Y poco a poco todo el problema y su
significado secreto iban emergiendo en su cerebro.
[
El problema:
...Aún el sol no había tenido tiempo de
dorar las copas de los árboles de tamarindo, aún los vistosos pájaros
tropicales dormitaban en sus nidos, aún los cisnes negros no habían salido de
entre los lirios y adonis de la maleza australiana, cuando William Bloker,
conocido matón que había hecho reinar el pánico en toda la costa de Simpson
Creek, avanzaba sigilosamente por el apenas visible sendero del bosque...
Recorría solo cuatro verstás por hora porque le impedía hacerlo más rápido una
pierna herida, a la que le había disparado ayer un misterioso enemigo,
escondido detrás del tronco de una magnolia de hoja ancha.
—¡Caramba! —murmuró William—. Si el viejo Will tuviera su jamelgo...
Pero... ¡que me maten si no encuentro al villano que les cortó los tendones! ¡No
pasarán ni tres lunas!
Y detrás de él en este momento se escondía,
tirado en la tierra, el cuatrero Rudolph Kauters. Sus varoniles cejas se
fruncieron con aire sombrío, mientras contemplaba, tumbado, la huella de la
bota de William, impresa con nitidez sobre la hierba húmeda de los bosques
australianos.
—Aunque tenga que recorrer cinco verstás a
la hora (por cierto, ¿por qué no “millas o “yardas?”) —susurraba el cuatrero—,
quiero encontrar la pista de este viejo zorro.
Y Bloker, que había escuchado tras de sí el
susurro, saltó detrás de un árbol, que resultó ser un eucalipto, y se
escondió... Al ver a Rudolph, que se arrastraba por la hierba, se echó a la
cara el fusil y disparó. Y, llevándose las manos al pecho, el honrado cuatrero
cayó al suelo dando vueltas.
—¡Jo,
jo! —rompió a reír a carcajadas William—.
Buen tiro. El día no pasó en balde, y el Viejo Bill se sintió satisfecho de sí
mismo...
—Bueno, los veinte minutos ya han pasado
—resonó como un trueno en un día raso la voz del maestro de aritmética—. ¿Habéis resuelto
todos ya el problema? A ver tú, Semión Pantalykin, dinos: ¿Qué campesino fue el
primero en llegar al punto B?
Y el pobre Pantalykin estuvo a punto de
decir, por supuesto, el primero en llegar a Santa Fe fue el villano Bloker
porque el cuatrero Kauters yacía con una bala en el pecho, agonizando solo
en el desierto, a la sombra del venenoso “árbol de la serpiente” de Australia.

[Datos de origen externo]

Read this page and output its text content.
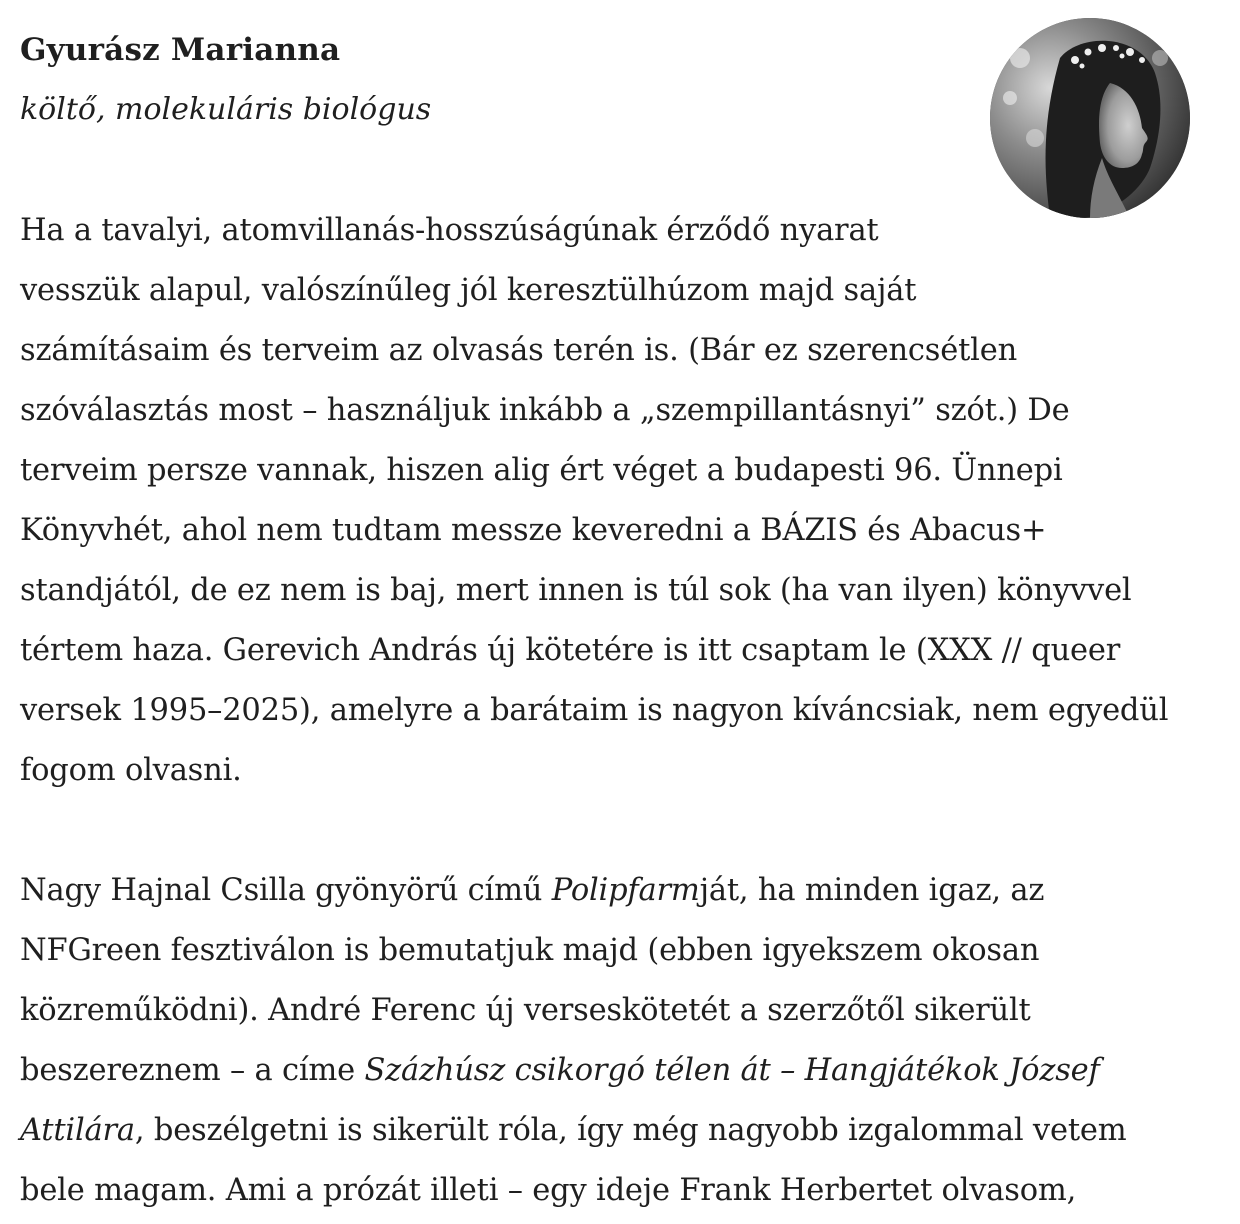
Gyurász Marianna

költő, molekuláris biológus

Ha a tavalyi, atomvillanás-hosszúságúnak érződő nyarat
vesszük alapul, valószínűleg jól keresztülhúzom majd saját
számításaim és terveim az olvasás terén is. (Bár ez szerencsétlen
szóválasztás most – használjuk inkább a „szempillantásnyi” szót.) De
terveim persze vannak, hiszen alig ért véget a budapesti 96. Ünnepi
Könyvhét, ahol nem tudtam messze keveredni a BÁZIS és Abacus+
standjától, de ez nem is baj, mert innen is túl sok (ha van ilyen) könyvvel
tértem haza. Gerevich András új kötetére is itt csaptam le (XXX // queer
versek 1995–2025), amelyre a barátaim is nagyon kíváncsiak, nem egyedül
fogom olvasni.

Nagy Hajnal Csilla gyönyörű című Polipfarmját, ha minden igaz, az
NFGreen fesztiválon is bemutatjuk majd (ebben igyekszem okosan
közreműködni). André Ferenc új verseskötetét a szerzőtől sikerült
beszereznem – a címe Százhúsz csikorgó télen át – Hangjátékok József
Attilára, beszélgetni is sikerült róla, így még nagyobb izgalommal vetem
bele magam. Ami a prózát illeti – egy ideje Frank Herbertet olvasom,
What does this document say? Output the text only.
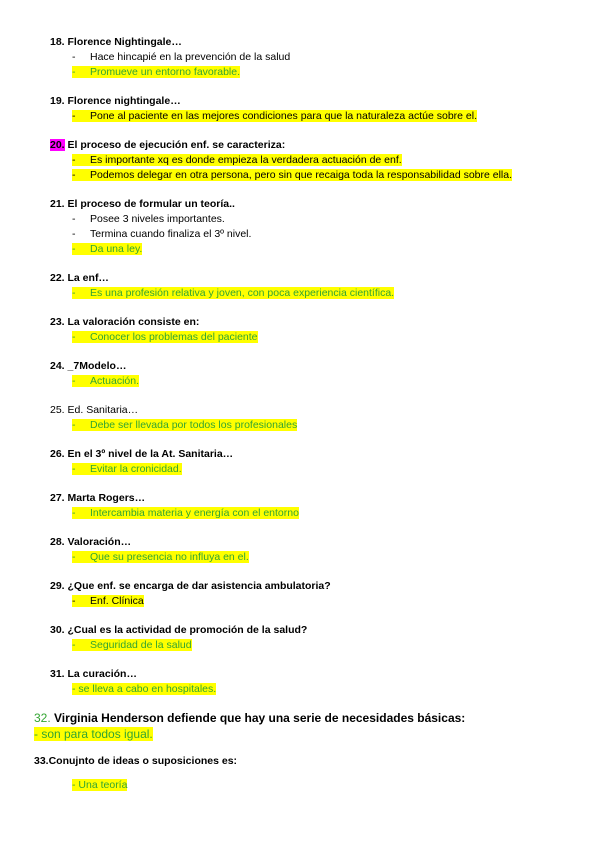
18. Florence Nightingale…
- Hace hincapié en la prevención de la salud
- Promueve un entorno favorable.
19. Florence nightingale…
- Pone al paciente en las mejores condiciones para que la naturaleza actúe sobre el.
20. El proceso de ejecución enf. se caracteriza:
- Es importante xq es donde empieza la verdadera actuación de enf.
- Podemos delegar en otra persona, pero sin que recaiga toda la responsabilidad sobre ella.
21. El proceso de formular un teoría..
- Posee 3 niveles importantes.
- Termina cuando finaliza el 3º nivel.
- Da una ley.
22. La enf…
- Es una profesión relativa y joven, con poca experiencia científica.
23. La valoración consiste en:
- Conocer los problemas del paciente
24. _7Modelo…
- Actuación.
25. Ed. Sanitaria…
- Debe ser llevada por todos los profesionales
26. En el 3º nivel de la At. Sanitaria…
- Evitar la cronicidad.
27. Marta Rogers…
- Intercambia materia y energía con el entorno
28. Valoración…
- Que su presencia no influya en el.
29. ¿Que enf. se encarga de dar asistencia ambulatoria?
- Enf. Clínica
30. ¿Cual es la actividad de promoción de la salud?
- Seguridad de la salud
31. La curación…
- se lleva a cabo en hospitales.
32. Virginia Henderson defiende que hay una serie de necesidades básicas:
- son para todos igual.
33.Conujnto de ideas o suposiciones es:
- Una teoría
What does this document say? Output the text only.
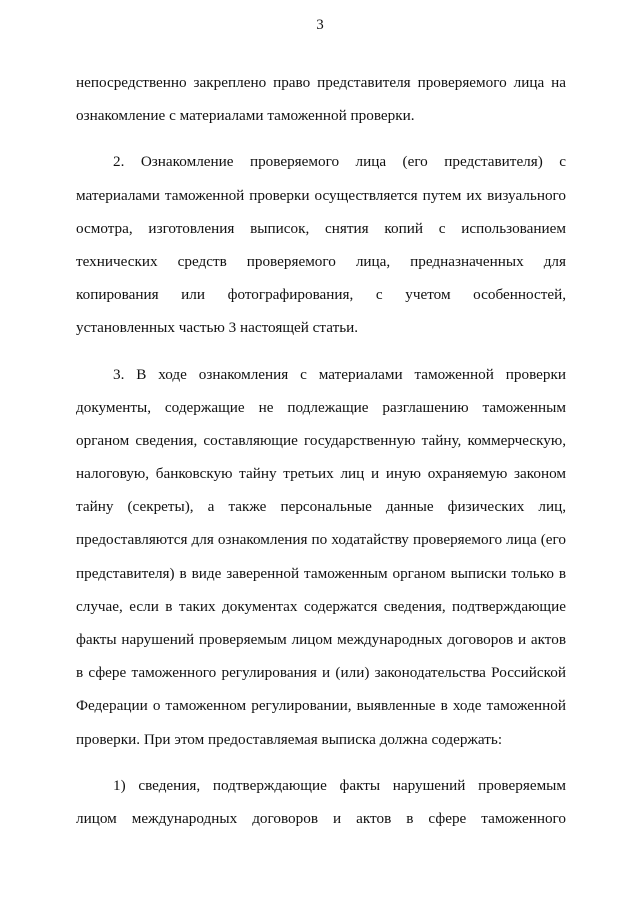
3

непосредственно закреплено право представителя проверяемого лица на
ознакомление с материалами таможенной проверки.

2. Ознакомление проверяемого лица (его представителя) с
материалами таможенной проверки осуществляется путем их визуального
осмотра, изготовления выписок, снятия копий с использованием
технических средств проверяемого лица, предназначенных для
копирования или фотографирования, с учетом особенностей,
установленных частью 3 настоящей статьи.

3. В ходе ознакомления с материалами таможенной проверки
документы, содержащие не подлежащие разглашению таможенным
органом сведения, составляющие государственную тайну, коммерческую,
налоговую, банковскую тайну третьих лиц и иную охраняемую законом
тайну (секреты), а также персональные данные физических лиц,
предоставляются для ознакомления по ходатайству проверяемого лица (его
представителя) в виде заверенной таможенным органом выписки только в
случае, если в таких документах содержатся сведения, подтверждающие
факты нарушений проверяемым лицом международных договоров и актов
в сфере таможенного регулирования и (или) законодательства Российской
Федерации о таможенном регулировании, выявленные в ходе таможенной
проверки. При этом предоставляемая выписка должна содержать:

1) сведения, подтверждающие факты нарушений проверяемым
лицом международных договоров и актов в сфере таможенного
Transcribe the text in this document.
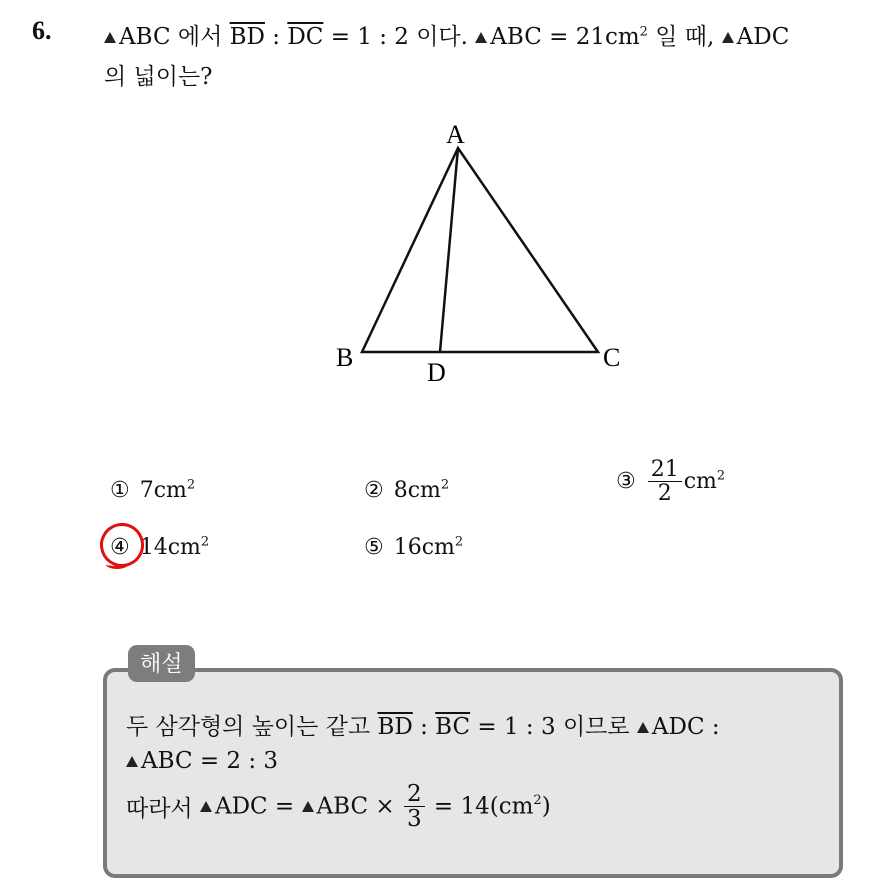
6.	ABC 에서 $\overline{BD}$ : $\overline{DC} = 1$ : 2 이다. ABC = $21cm^2$ 일 때, ADC
의 넓이는?
A
B	C
D
① $7cm^2$	② $8cm^2$	③ $\frac{21}{2} cm^2$
④ $14cm^2$	⑤ $16cm^2$
해설
두 삼각형의 높이는 같고 $\overline{BD}$ : $\overline{BC} = 1$ : 3 이므로 ADC :
ABC = 2 : 3
따라서 ADC = ABC × $\frac{2}{3} = 14(cm^2)$
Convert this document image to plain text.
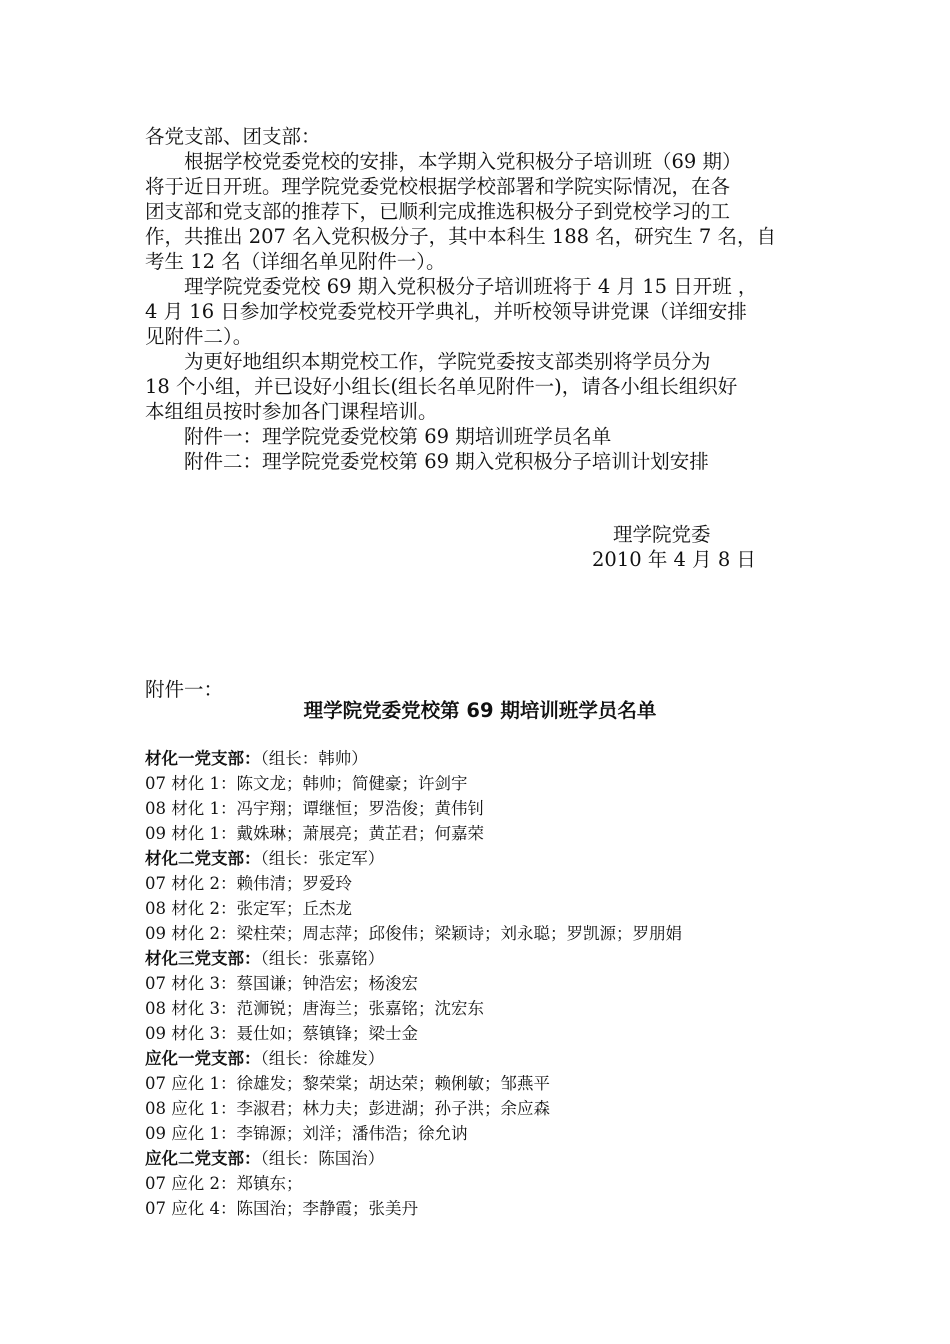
各党支部、团支部：

根据学校党委党校的安排，本学期入党积极分子培训班（69 期）

将于近日开班。理学院党委党校根据学校部署和学院实际情况，在各

团支部和党支部的推荐下，已顺利完成推选积极分子到党校学习的工

作，共推出 207 名入党积极分子，其中本科生 188 名，研究生 7 名，自

考生 12 名（详细名单见附件一）。

理学院党委党校 69 期入党积极分子培训班将于 4 月 15 日开班 ，

4 月 16 日参加学校党委党校开学典礼，并听校领导讲党课（详细安排

见附件二）。

为更好地组织本期党校工作，学院党委按支部类别将学员分为

18 个小组，并已设好小组长(组长名单见附件一)，请各小组长组织好

本组组员按时参加各门课程培训。

附件一：理学院党委党校第 69 期培训班学员名单

附件二：理学院党委党校第 69 期入党积极分子培训计划安排

理学院党委
2010 年 4 月 8 日
附件一：
理学院党委党校第 69 期培训班学员名单
材化一党支部：（组长：韩帅）
07 材化 1：陈文龙；韩帅；简健豪；许剑宇
08 材化 1：冯宇翔；谭继恒；罗浩俊；黄伟钊
09 材化 1：戴姝琳；萧展亮；黄芷君；何嘉荣
材化二党支部：（组长：张定军）
07 材化 2：赖伟清；罗爱玲
08 材化 2：张定军；丘杰龙
09 材化 2：梁柱荣；周志萍；邱俊伟；梁颖诗；刘永聪；罗凯源；罗朋娟
材化三党支部：（组长：张嘉铭）
07 材化 3：蔡国谦；钟浩宏；杨浚宏
08 材化 3：范浉锐；唐海兰；张嘉铭；沈宏东
09 材化 3：聂仕如；蔡镇锋；梁士金
应化一党支部：（组长：徐雄发）
07 应化 1：徐雄发；黎荣棠；胡达荣；赖俐敏；邹燕平
08 应化 1：李淑君；林力夫；彭进湖；孙子洪；余应森
09 应化 1：李锦源；刘洋；潘伟浩；徐允讷
应化二党支部：（组长：陈国治）
07 应化 2：郑镇东；
07 应化 4：陈国治；李静霞；张美丹
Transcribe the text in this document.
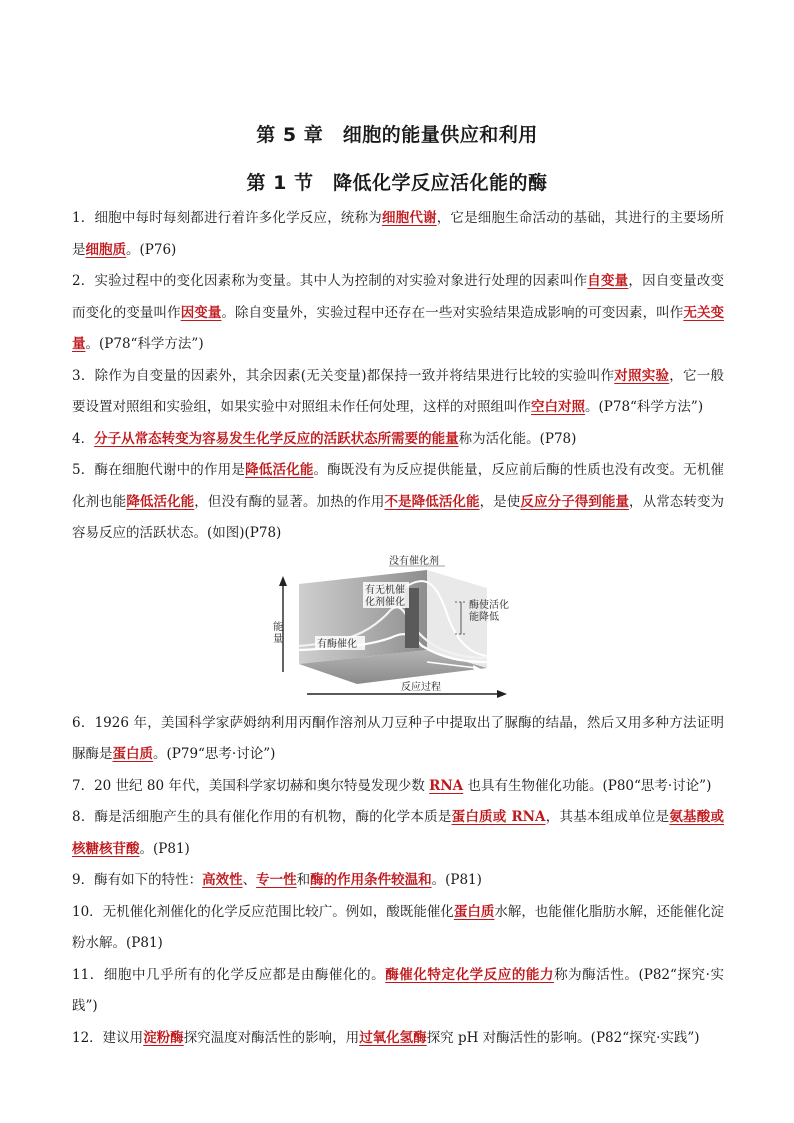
第 5 章　细胞的能量供应和利用
第 1 节　降低化学反应活化能的酶

1．细胞中每时每刻都进行着许多化学反应，统称为细胞代谢，它是细胞生命活动的基础，其进行的主要场所是细胞质。(P76)

2．实验过程中的变化因素称为变量。其中人为控制的对实验对象进行处理的因素叫作自变量，因自变量改变而变化的变量叫作因变量。除自变量外，实验过程中还存在一些对实验结果造成影响的可变因素，叫作无关变量。(P78“科学方法”)

3．除作为自变量的因素外，其余因素(无关变量)都保持一致并将结果进行比较的实验叫作对照实验，它一般要设置对照组和实验组，如果实验中对照组未作任何处理，这样的对照组叫作空白对照。(P78“科学方法”)

4．分子从常态转变为容易发生化学反应的活跃状态所需要的能量称为活化能。(P78)

5．酶在细胞代谢中的作用是降低活化能。酶既没有为反应提供能量，反应前后酶的性质也没有改变。无机催化剂也能降低活化能，但没有酶的显著。加热的作用不是降低活化能，是使反应分子得到能量，从常态转变为容易反应的活跃状态。(如图)(P78)

没有催化剂
有无机催
化剂催化
有酶催化
酶使活化
能降低
能
量
反应过程

6．1926 年，美国科学家萨姆纳利用丙酮作溶剂从刀豆种子中提取出了脲酶的结晶，然后又用多种方法证明脲酶是蛋白质。(P79“思考·讨论”)

7．20 世纪 80 年代，美国科学家切赫和奥尔特曼发现少数 RNA 也具有生物催化功能。(P80“思考·讨论”)

8．酶是活细胞产生的具有催化作用的有机物，酶的化学本质是蛋白质或 RNA，其基本组成单位是氨基酸或核糖核苷酸。(P81)

9．酶有如下的特性：高效性、专一性和酶的作用条件较温和。(P81)

10．无机催化剂催化的化学反应范围比较广。例如，酸既能催化蛋白质水解，也能催化脂肪水解，还能催化淀粉水解。(P81)

11．细胞中几乎所有的化学反应都是由酶催化的。酶催化特定化学反应的能力称为酶活性。(P82“探究·实践”)

12．建议用淀粉酶探究温度对酶活性的影响，用过氧化氢酶探究 pH 对酶活性的影响。(P82“探究·实践”)
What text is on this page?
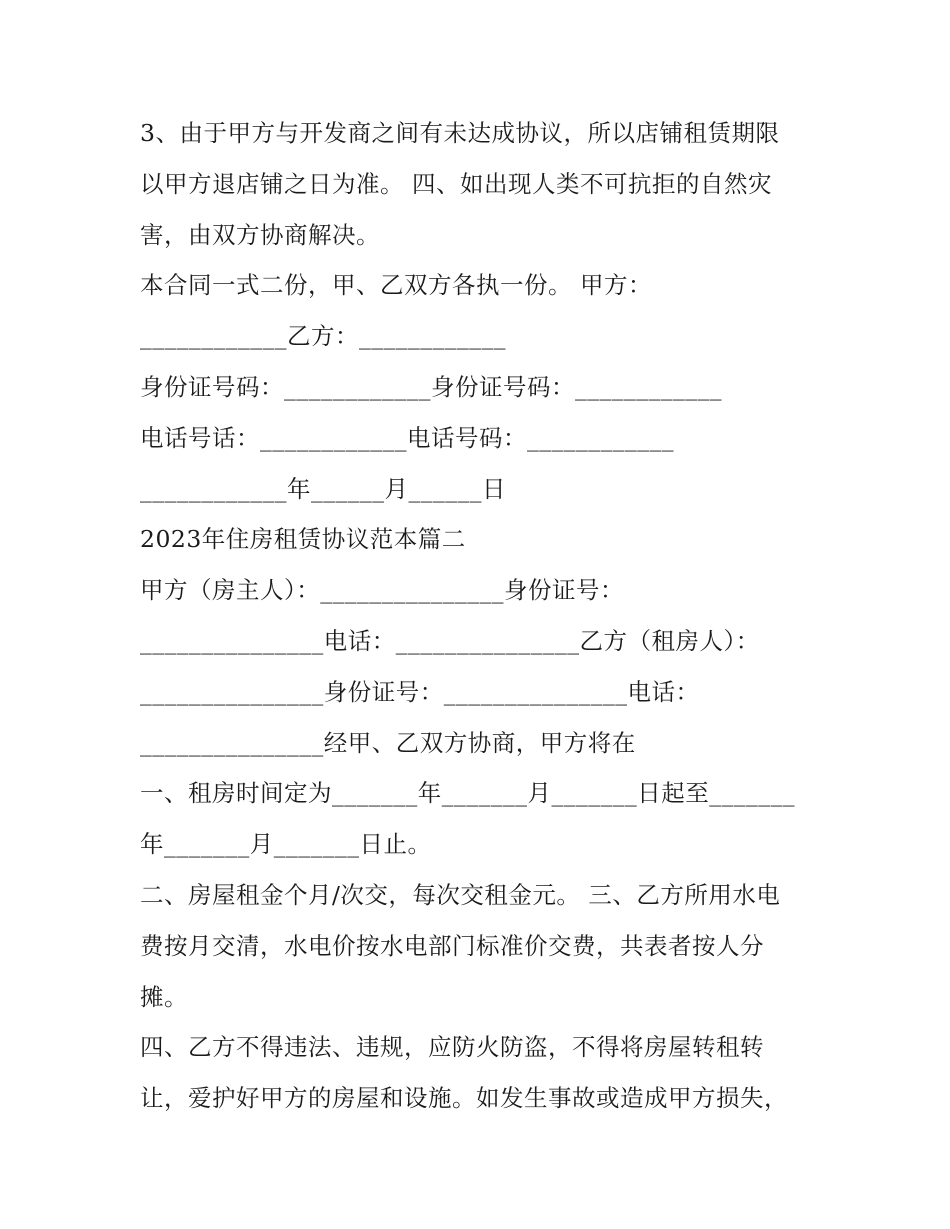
3、由于甲方与开发商之间有未达成协议，所以店铺租赁期限

以甲方退店铺之日为准。 四、如出现人类不可抗拒的自然灾

害，由双方协商解决。

本合同一式二份，甲、乙双方各执一份。 甲方：

____________乙方：____________

身份证号码：____________身份证号码：____________

电话号话：____________电话号码：____________

____________年______月______日

2023年住房租赁协议范本篇二

甲方（房主人）：_______________身份证号：

_______________电话：_______________乙方（租房人）：

_______________身份证号：_______________电话：

_______________经甲、乙双方协商，甲方将在

一、租房时间定为_______年_______月_______日起至_______

年_______月_______日止。

二、房屋租金个月/次交，每次交租金元。 三、乙方所用水电

费按月交清，水电价按水电部门标准价交费，共表者按人分

摊。

四、乙方不得违法、违规，应防火防盗，不得将房屋转租转

让，爱护好甲方的房屋和设施。如发生事故或造成甲方损失，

Pero no dijo nada de eso, sino que con voz ronca replicó: “No lo he
resuelto..., no me ha dado tiempo”. Y en ese momento vio como un pedazo de cero
como una catedral de grande empezó a rodear su nombre en el cuaderno de notas.
—Estoy perdido —susurró Semión Pantalykin—.
Me veo repitiendo curso. Mi padre me va a arrancar la cabeza y ya me puedo ir
olvidando del fusil que me prometió y de la suscripción a la revista Vokrug
sveta , que me iba a pagar mi madre...
Y en ese momento, Pantalykin se empezó a
imaginar que estaba sentado en los restos del “árbol de la serpiente”... A sus
pies, las aguas turbulentas del río corrían embravecidas, bajo el castañear de
los dientes de los caimanes, y mientras tanto, desde el denso follaje, acechaba
un jaguar, dispuesto a saltar sobre él, porque el fuego que envolvía el árbol
ya se iba acercando al enfurecido animal...
—Estoy perdido...
Arkadi Averchenko, de Esquinas torcidas y otros cuentos.